'Angry' China worker admits deadly Shantou arson
A former garments factory worker in China has told state media that he set his former workplace on fire because he was angry about not being paid wages owed to him for three years.
The fire in Shantou city in Guangdong province killed at least 14 people, officials say.
Speaking from jail, Liu Shuangyun said that he was still owed less than $80.
Xinhua news agency has reported that he has been arrested, but it did not specify what charges he is facing.
Officials said that all the victims in the blaze on Tuesday were women.
Asked whether he regretted the loss of life the fire had caused, Liu told the Guangdong TV broadcaster: "I didn't think about these things."
Correspondents say that the case underscores the subsistence existence of many young Chinese migrant workers and raises questions about basic fire safety at the innumerable small factories that produce clothes, toys and other goods that have helped propel China's soaring economic growth.
Xinhua said that Liu - a 26-year-old migrant worker from Hunan province - spent 40 yuan ($6) on petrol used to start the fire and fled the scene after his alleged crime.
"The whole time, I've been very impulsive, very angry about this," Liu said during the television interview. "So I did these things."
The suspect was seen in the TV pictures sitting on a chair with his hands in handcuffs. Chinese media said that he was only "given excuses" by his former boss as to why he had not received the back wages.
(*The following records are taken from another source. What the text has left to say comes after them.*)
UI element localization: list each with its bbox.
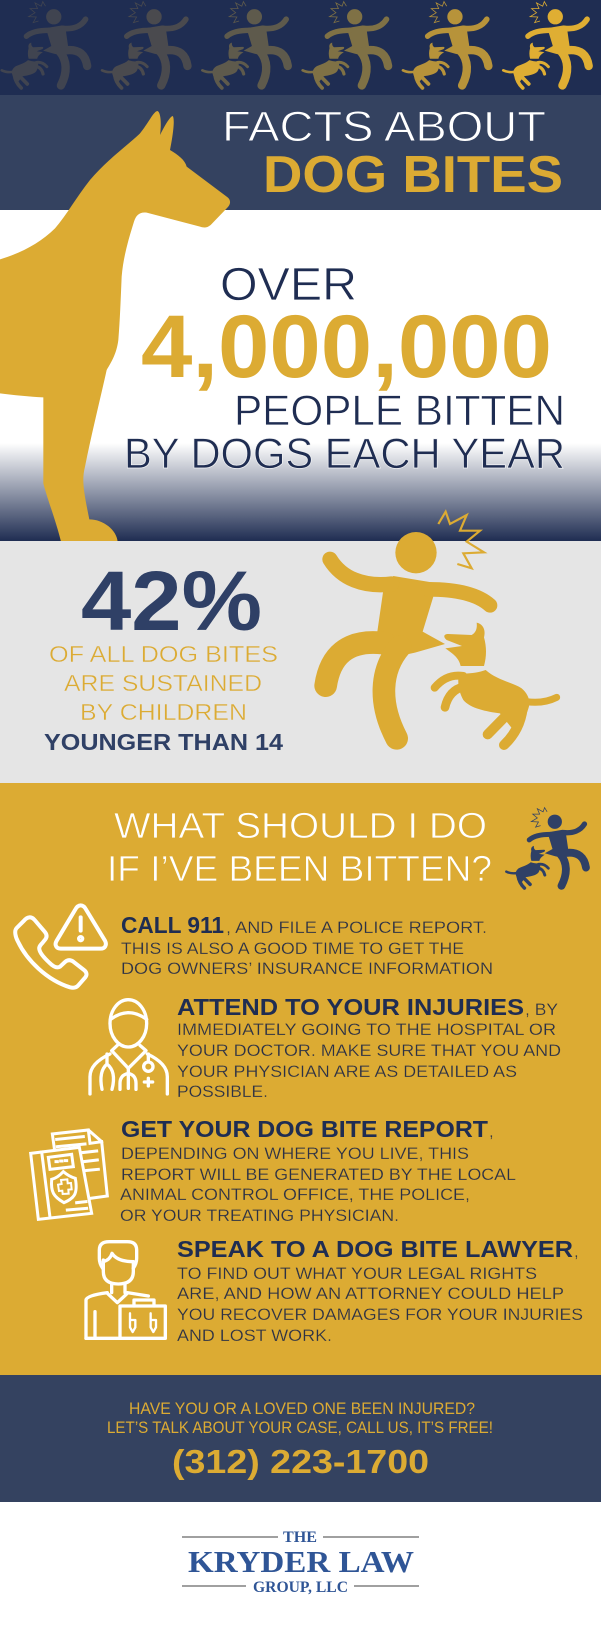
step 2: attend to your injuries: YOUR DOCTOR. MAKE SURE THAT YOU AND <box>177 1042 561 1060</box>
step 3: get your dog bite report: REPORT WILL BE GENERATED BY THE LOCAL <box>121 1166 516 1184</box>
step 3: get your dog bite report: , <box>489 1123 494 1141</box>
icon: figure 5 <box>403 2 488 88</box>
statistic: over 4,000,000: BY DOGS EACH YEAR <box>124 430 565 478</box>
icon: report documents <box>31 1130 107 1219</box>
step 3: get your dog bite report: GET YOUR DOG BITE REPORT <box>121 1116 488 1142</box>
icon: large dog silhouette <box>0 111 230 542</box>
heading: what should I do: WHAT SHOULD I DO <box>114 805 487 846</box>
panel: advice background <box>0 783 601 1375</box>
icon: large man and dog <box>326 512 557 745</box>
step 1: call 911: THIS IS ALSO A GOOD TIME TO GET THE <box>121 940 464 958</box>
step 2: attend to your injuries: ATTEND TO YOUR INJURIES <box>177 994 524 1020</box>
title band background <box>0 95 601 210</box>
step 3: get your dog bite report <box>120 1116 516 1225</box>
step 4: speak to a lawyer: ARE, AND HOW AN ATTORNEY COULD HELP <box>177 1285 564 1303</box>
icon: lawyer with briefcase <box>86 1242 165 1338</box>
step 4: speak to a lawyer: YOU RECOVER DAMAGES FOR YOUR INJURIES <box>177 1306 583 1324</box>
step 4: speak to a lawyer: SPEAK TO A DOG BITE LAWYER <box>177 1236 573 1262</box>
statistic: over 4,000,000: OVER <box>220 258 357 310</box>
step 1: call 911 <box>121 912 493 978</box>
icon: figure 2 <box>102 2 187 88</box>
logo: the Kryder Law Group: KRYDER LAW <box>188 1544 414 1579</box>
step 1: call 911: DOG OWNERS’ INSURANCE INFORMATION <box>121 960 493 978</box>
icon row: fading man and dog figures <box>2 2 589 88</box>
icon: figure 6 <box>503 2 589 88</box>
heading: what should I do: IF I’VE BEEN BITTEN? <box>107 848 492 889</box>
statistic: 42% of bites: YOUNGER THAN 14 <box>44 729 283 755</box>
step 1: call 911: , AND FILE A POLICE REPORT. <box>226 919 487 937</box>
title: FACTS ABOUT <box>222 103 546 151</box>
step 1: call 911: CALL 911 <box>121 912 224 938</box>
panel: 42 percent background <box>0 541 601 783</box>
icon: doctor <box>90 1000 167 1094</box>
panel: call to action background <box>0 1375 601 1502</box>
step 3: get your dog bite report: OR YOUR TREATING PHYSICIAN. <box>120 1207 399 1225</box>
call to action text <box>107 1400 493 1480</box>
icon: small navy man and dog <box>506 808 586 888</box>
statistic: over 4,000,000 <box>124 258 565 478</box>
logo: the Kryder Law Group: GROUP, LLC <box>253 1579 348 1596</box>
statistic: 42% of bites: 42% <box>81 554 262 648</box>
icon: figure 4 <box>303 2 388 88</box>
statistic: 42% of bites <box>44 554 283 755</box>
statistic: 42% of bites: BY CHILDREN <box>80 699 247 725</box>
logo: the Kryder Law Group: THE <box>283 1529 317 1546</box>
step 4: speak to a lawyer: , <box>574 1243 579 1261</box>
step 3: get your dog bite report: ANIMAL CONTROL OFFICE, THE POLICE, <box>120 1186 470 1204</box>
panel: over 4 million white background <box>0 210 601 443</box>
panel: gradient fade <box>0 443 601 541</box>
step 4: speak to a lawyer: TO FIND OUT WHAT YOUR LEGAL RIGHTS <box>177 1265 537 1283</box>
header strip background <box>0 0 601 95</box>
statistic: 42% of bites: ARE SUSTAINED <box>64 670 262 696</box>
step 2: attend to your injuries: , BY <box>525 1001 558 1019</box>
statistic: over 4,000,000: PEOPLE BITTEN <box>234 387 565 435</box>
step 2: attend to your injuries: IMMEDIATELY GOING TO THE HOSPITAL OR <box>177 1021 556 1039</box>
title <box>222 103 563 204</box>
statistic: 42% of bites: OF ALL DOG BITES <box>49 641 278 667</box>
icon: phone and warning <box>15 905 106 988</box>
heading: what should I do <box>107 805 492 889</box>
icon: figure 1 <box>2 2 87 88</box>
call to action text: HAVE YOU OR A LOVED ONE BEEN INJURED? <box>129 1400 475 1418</box>
step 4: speak to a lawyer: AND LOST WORK. <box>177 1327 332 1345</box>
icon: figure 3 <box>202 2 288 88</box>
title: DOG BITES <box>263 146 563 204</box>
step 3: get your dog bite report: DEPENDING ON WHERE YOU LIVE, THIS <box>121 1145 469 1163</box>
step 4: speak to a lawyer <box>177 1236 583 1345</box>
logo: the Kryder Law Group <box>182 1529 419 1596</box>
step 2: attend to your injuries <box>177 994 561 1101</box>
statistic: over 4,000,000: 4,000,000 <box>141 296 552 396</box>
call to action text: LET’S TALK ABOUT YOUR CASE, CALL US, IT’S FREE! <box>107 1419 493 1437</box>
call to action text: (312) 223-1700 <box>172 1443 429 1480</box>
step 2: attend to your injuries: YOUR PHYSICIAN ARE AS DETAILED AS <box>177 1063 517 1081</box>
step 2: attend to your injuries: POSSIBLE. <box>177 1083 268 1101</box>
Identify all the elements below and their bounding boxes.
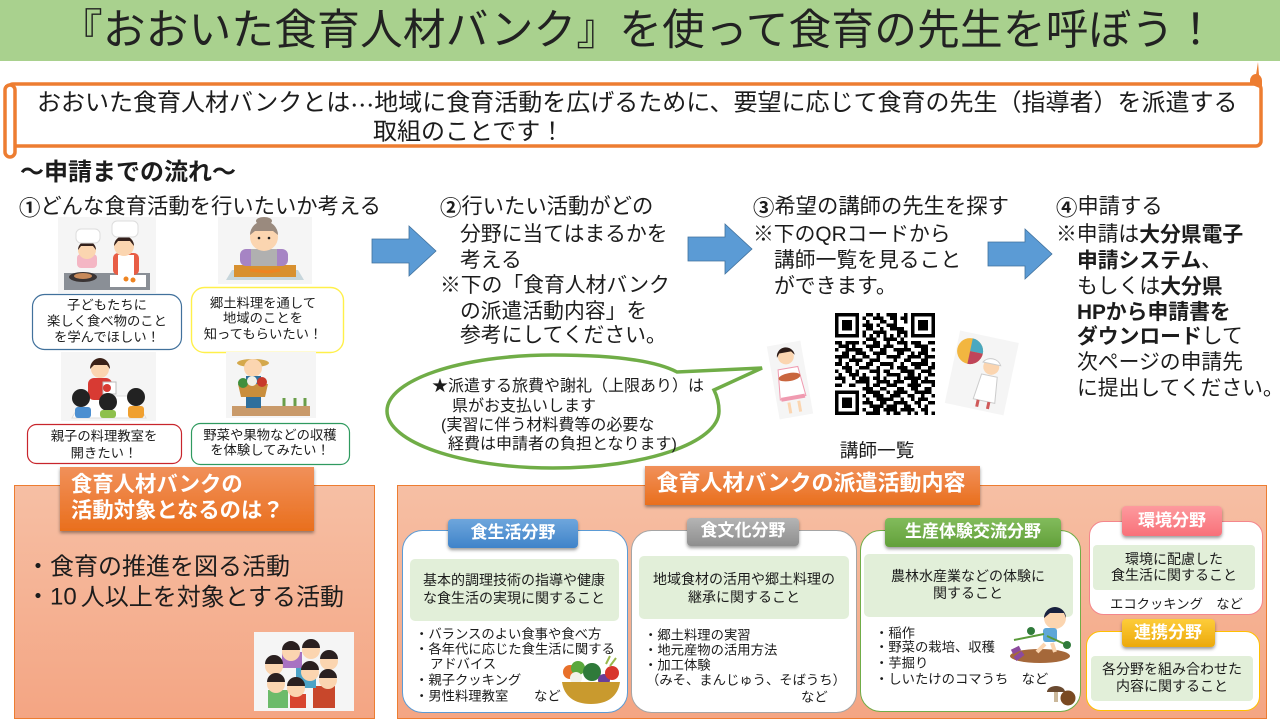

A photo of the incident on Guangdong TV report showed the front of the four-storey building in the south of the province as being completely blackened.
Campaigners say that many such factories are unpleasant places to work and do not have adequate health and safety procedures in place. Building fires are common in China because of lax safety standards and unsafe construction work.
Unpaid salaries are a major source of worker discontent, campaigners say.
A fire in April 2011 at an unlicensed garment factory in Beijing killed 18 people.